John Blakemore. Tulipomania
The Hyman Collection includes a broad cross-section of John Blakemore's incredible multi-year exploration of the tulip, from the simplicity of his early pared down still lifes to the increasing complexity of his later tulipomania pictures, a journey from serenity to obsession.
Blakemore has explained:
"The Tulip Work, as with much of my work, began fortuitously. Working with still life, after my landscape work had come to an end, I reached a point of stasis in my practice and was uncertain of my direction and the sorts of photographs that I might take.
I commenced a post graduate course in Film Studios enabling me to resolve issues around critical theory which I had found personally oppressive. The frequent production of essays generated a need for displacement in order to escape the tyranny of the blank page. I began to photograph the space in which I wrote. The 'Tulip Kitchen Series' was born.
Working in 35mm with a Leica M2 and a Nikkormat and using available light I explored the space of the kitchen, always including tulips which became a constant presence. I had no idea then that I would continue photographing the tulip for twenty years to produce the body of work it became.
Imagine a dilemma. The tulip is a seasonal flower in plentiful supply from early spring to summer and is then no longer available.

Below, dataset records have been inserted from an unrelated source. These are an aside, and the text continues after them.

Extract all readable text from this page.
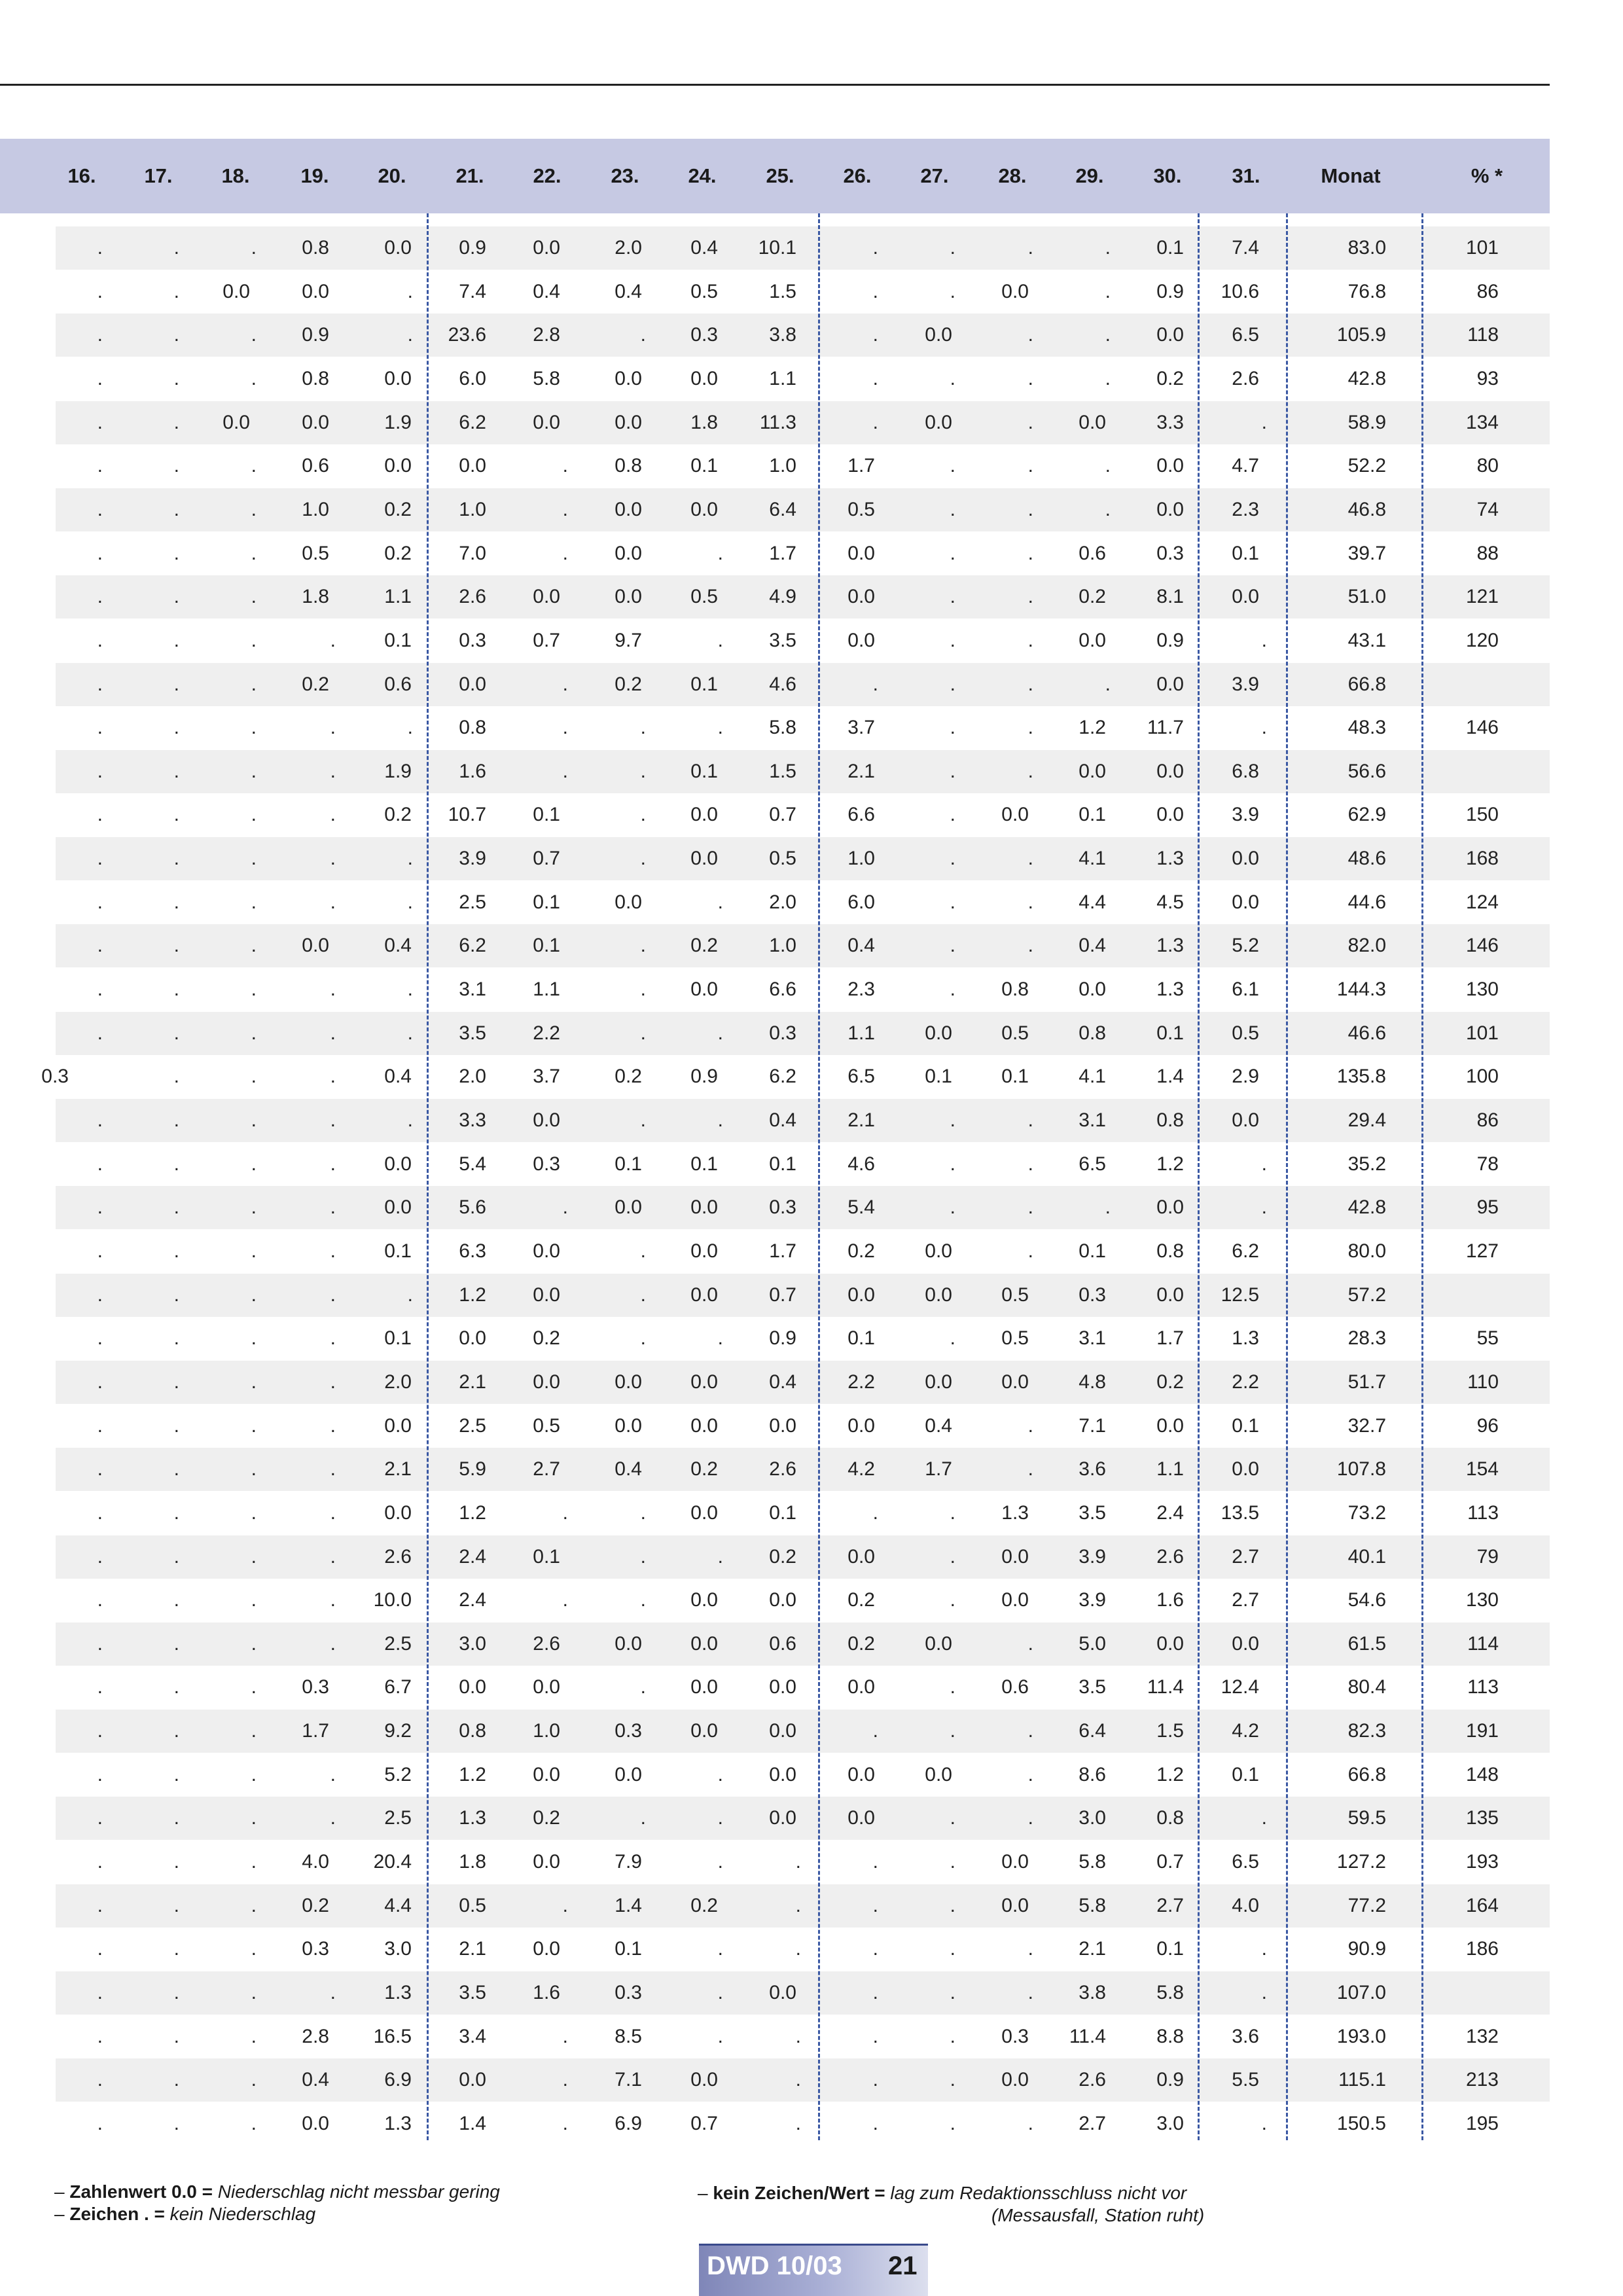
16.	17.	18.	19.	20.	21.	22.	23.	24.	25.	26.	27.	28.	29.	30.	31.	Monat	% *
.	.	.	0.8	0.0	0.9	0.0	2.0	0.4	10.1	.	.	.	.	0.1	7.4	83.0	101
.	.	0.0	0.0	.	7.4	0.4	0.4	0.5	1.5	.	.	0.0	.	0.9	10.6	76.8	86
.	.	.	0.9	.	23.6	2.8	.	0.3	3.8	.	0.0	.	.	0.0	6.5	105.9	118
.	.	.	0.8	0.0	6.0	5.8	0.0	0.0	1.1	.	.	.	.	0.2	2.6	42.8	93
.	.	0.0	0.0	1.9	6.2	0.0	0.0	1.8	11.3	.	0.0	.	0.0	3.3	.	58.9	134
.	.	.	0.6	0.0	0.0	.	0.8	0.1	1.0	1.7	.	.	.	0.0	4.7	52.2	80
.	.	.	1.0	0.2	1.0	.	0.0	0.0	6.4	0.5	.	.	.	0.0	2.3	46.8	74
.	.	.	0.5	0.2	7.0	.	0.0	.	1.7	0.0	.	.	0.6	0.3	0.1	39.7	88
.	.	.	1.8	1.1	2.6	0.0	0.0	0.5	4.9	0.0	.	.	0.2	8.1	0.0	51.0	121
.	.	.	.	0.1	0.3	0.7	9.7	.	3.5	0.0	.	.	0.0	0.9	.	43.1	120
.	.	.	0.2	0.6	0.0	.	0.2	0.1	4.6	.	.	.	.	0.0	3.9	66.8
.	.	.	.	.	0.8	.	.	.	5.8	3.7	.	.	1.2	11.7	.	48.3	146
.	.	.	.	1.9	1.6	.	.	0.1	1.5	2.1	.	.	0.0	0.0	6.8	56.6
.	.	.	.	0.2	10.7	0.1	.	0.0	0.7	6.6	.	0.0	0.1	0.0	3.9	62.9	150
.	.	.	.	.	3.9	0.7	.	0.0	0.5	1.0	.	.	4.1	1.3	0.0	48.6	168
.	.	.	.	.	2.5	0.1	0.0	.	2.0	6.0	.	.	4.4	4.5	0.0	44.6	124
.	.	.	0.0	0.4	6.2	0.1	.	0.2	1.0	0.4	.	.	0.4	1.3	5.2	82.0	146
.	.	.	.	.	3.1	1.1	.	0.0	6.6	2.3	.	0.8	0.0	1.3	6.1	144.3	130
.	.	.	.	.	3.5	2.2	.	.	0.3	1.1	0.0	0.5	0.8	0.1	0.5	46.6	101
0.3	.	.	.	0.4	2.0	3.7	0.2	0.9	6.2	6.5	0.1	0.1	4.1	1.4	2.9	135.8	100
.	.	.	.	.	3.3	0.0	.	.	0.4	2.1	.	.	3.1	0.8	0.0	29.4	86
.	.	.	.	0.0	5.4	0.3	0.1	0.1	0.1	4.6	.	.	6.5	1.2	.	35.2	78
.	.	.	.	0.0	5.6	.	0.0	0.0	0.3	5.4	.	.	.	0.0	.	42.8	95
.	.	.	.	0.1	6.3	0.0	.	0.0	1.7	0.2	0.0	.	0.1	0.8	6.2	80.0	127
.	.	.	.	.	1.2	0.0	.	0.0	0.7	0.0	0.0	0.5	0.3	0.0	12.5	57.2
.	.	.	.	0.1	0.0	0.2	.	.	0.9	0.1	.	0.5	3.1	1.7	1.3	28.3	55
.	.	.	.	2.0	2.1	0.0	0.0	0.0	0.4	2.2	0.0	0.0	4.8	0.2	2.2	51.7	110
.	.	.	.	0.0	2.5	0.5	0.0	0.0	0.0	0.0	0.4	.	7.1	0.0	0.1	32.7	96
.	.	.	.	2.1	5.9	2.7	0.4	0.2	2.6	4.2	1.7	.	3.6	1.1	0.0	107.8	154
.	.	.	.	0.0	1.2	.	.	0.0	0.1	.	.	1.3	3.5	2.4	13.5	73.2	113
.	.	.	.	2.6	2.4	0.1	.	.	0.2	0.0	.	0.0	3.9	2.6	2.7	40.1	79
.	.	.	.	10.0	2.4	.	.	0.0	0.0	0.2	.	0.0	3.9	1.6	2.7	54.6	130
.	.	.	.	2.5	3.0	2.6	0.0	0.0	0.6	0.2	0.0	.	5.0	0.0	0.0	61.5	114
.	.	.	0.3	6.7	0.0	0.0	.	0.0	0.0	0.0	.	0.6	3.5	11.4	12.4	80.4	113
.	.	.	1.7	9.2	0.8	1.0	0.3	0.0	0.0	.	.	.	6.4	1.5	4.2	82.3	191
.	.	.	.	5.2	1.2	0.0	0.0	.	0.0	0.0	0.0	.	8.6	1.2	0.1	66.8	148
.	.	.	.	2.5	1.3	0.2	.	.	0.0	0.0	.	.	3.0	0.8	.	59.5	135
.	.	.	4.0	20.4	1.8	0.0	7.9	.	.	.	.	0.0	5.8	0.7	6.5	127.2	193
.	.	.	0.2	4.4	0.5	.	1.4	0.2	.	.	.	0.0	5.8	2.7	4.0	77.2	164
.	.	.	0.3	3.0	2.1	0.0	0.1	.	.	.	.	.	2.1	0.1	.	90.9	186
.	.	.	.	1.3	3.5	1.6	0.3	.	0.0	.	.	.	3.8	5.8	.	107.0
.	.	.	2.8	16.5	3.4	.	8.5	.	.	.	.	0.3	11.4	8.8	3.6	193.0	132
.	.	.	0.4	6.9	0.0	.	7.1	0.0	.	.	.	0.0	2.6	0.9	5.5	115.1	213
.	.	.	0.0	1.3	1.4	.	6.9	0.7	.	.	.	.	2.7	3.0	.	150.5	195
– Zahlenwert 0.0 = Niederschlag nicht messbar gering
– Zeichen . = kein Niederschlag
– kein Zeichen/Wert = lag zum Redaktionsschluss nicht vor
(Messausfall, Station ruht)
DWD 10/03 21
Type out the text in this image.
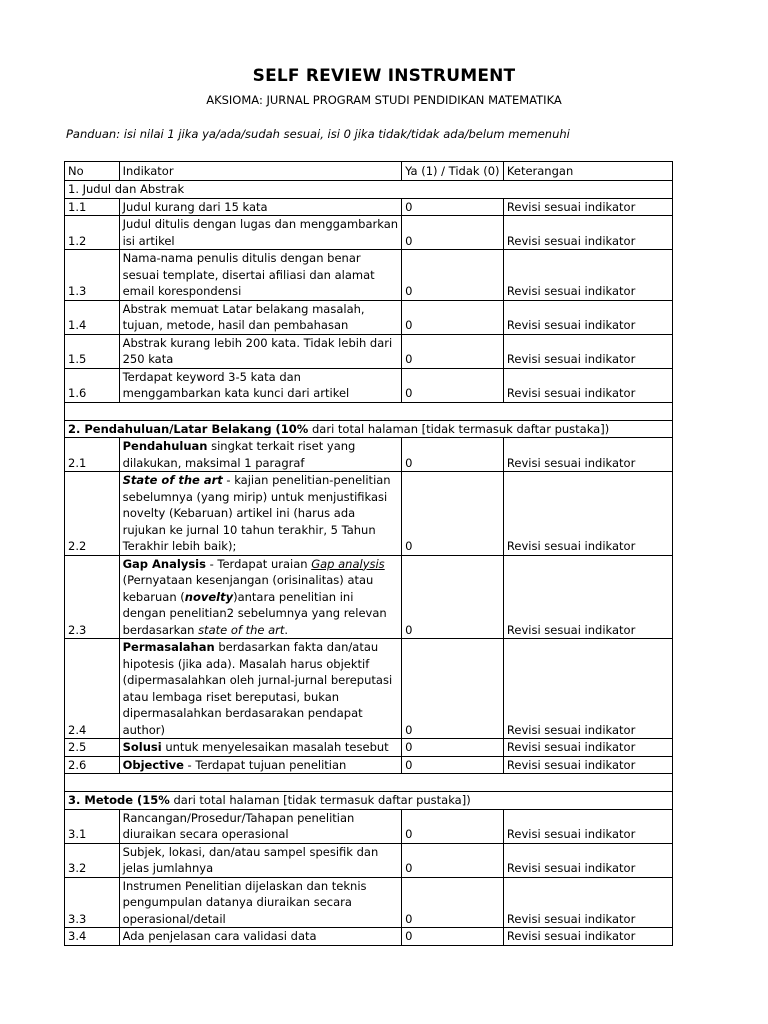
SELF REVIEW INSTRUMENT
AKSIOMA: JURNAL PROGRAM STUDI PENDIDIKAN MATEMATIKA
Panduan: isi nilai 1 jika ya/ada/sudah sesuai, isi 0 jika tidak/tidak ada/belum memenuhi
No	Indikator	Ya (1) / Tidak (0)	Keterangan
1. Judul dan Abstrak			
1.1	Judul kurang dari 15 kata	0	Revisi sesuai indikator
1.2	Judul ditulis dengan lugas dan menggambarkan isi artikel	0	Revisi sesuai indikator
1.3	Nama-nama penulis ditulis dengan benar sesuai template, disertai afiliasi dan alamat email korespondensi	0	Revisi sesuai indikator
1.4	Abstrak memuat Latar belakang masalah, tujuan, metode, hasil dan pembahasan	0	Revisi sesuai indikator
1.5	Abstrak kurang lebih 200 kata. Tidak lebih dari 250 kata	0	Revisi sesuai indikator
1.6	Terdapat keyword 3-5 kata dan menggambarkan kata kunci dari artikel	0	Revisi sesuai indikator

2. Pendahuluan/Latar Belakang (10% dari total halaman [tidak termasuk daftar pustaka])			
2.1	Pendahuluan singkat terkait riset yang dilakukan, maksimal 1 paragraf	0	Revisi sesuai indikator
2.2	State of the art - kajian penelitian-penelitian sebelumnya (yang mirip) untuk menjustifikasi novelty (Kebaruan) artikel ini (harus ada rujukan ke jurnal 10 tahun terakhir, 5 Tahun Terakhir lebih baik);	0	Revisi sesuai indikator
2.3	Gap Analysis - Terdapat uraian Gap analysis (Pernyataan kesenjangan (orisinalitas) atau kebaruan (novelty)antara penelitian ini dengan penelitian2 sebelumnya yang relevan berdasarkan state of the art.	0	Revisi sesuai indikator
2.4	Permasalahan berdasarkan fakta dan/atau hipotesis (jika ada). Masalah harus objektif (dipermasalahkan oleh jurnal-jurnal bereputasi atau lembaga riset bereputasi, bukan dipermasalahkan berdasarakan pendapat author)	0	Revisi sesuai indikator
2.5	Solusi untuk menyelesaikan masalah tesebut	0	Revisi sesuai indikator
2.6	Objective - Terdapat tujuan penelitian	0	Revisi sesuai indikator

3. Metode (15% dari total halaman [tidak termasuk daftar pustaka])			
3.1	Rancangan/Prosedur/Tahapan penelitian diuraikan secara operasional	0	Revisi sesuai indikator
3.2	Subjek, lokasi, dan/atau sampel spesifik dan jelas jumlahnya	0	Revisi sesuai indikator
3.3	Instrumen Penelitian dijelaskan dan teknis pengumpulan datanya diuraikan secara operasional/detail	0	Revisi sesuai indikator
3.4	Ada penjelasan cara validasi data	0	Revisi sesuai indikator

By the spring of 1988 I was deeply immersed in my tulip photography and had no intention of stopping in mid-June. I began to dry flowers, in vases or lying flat. The complexity of the curved flowers, leaves and stems became a new fascination.
In September 1988 I made the first constructed still life working with a 5x4 camera.
Much of the tulip work was an exploration of picture making. The tulip was a necessary presence within an exploration of the photographic space. I did, however, become enamoured with the tulip and the 'celebrations' series become more precisely about the tulip, it's gestural elegance and the sensuality of the flowers."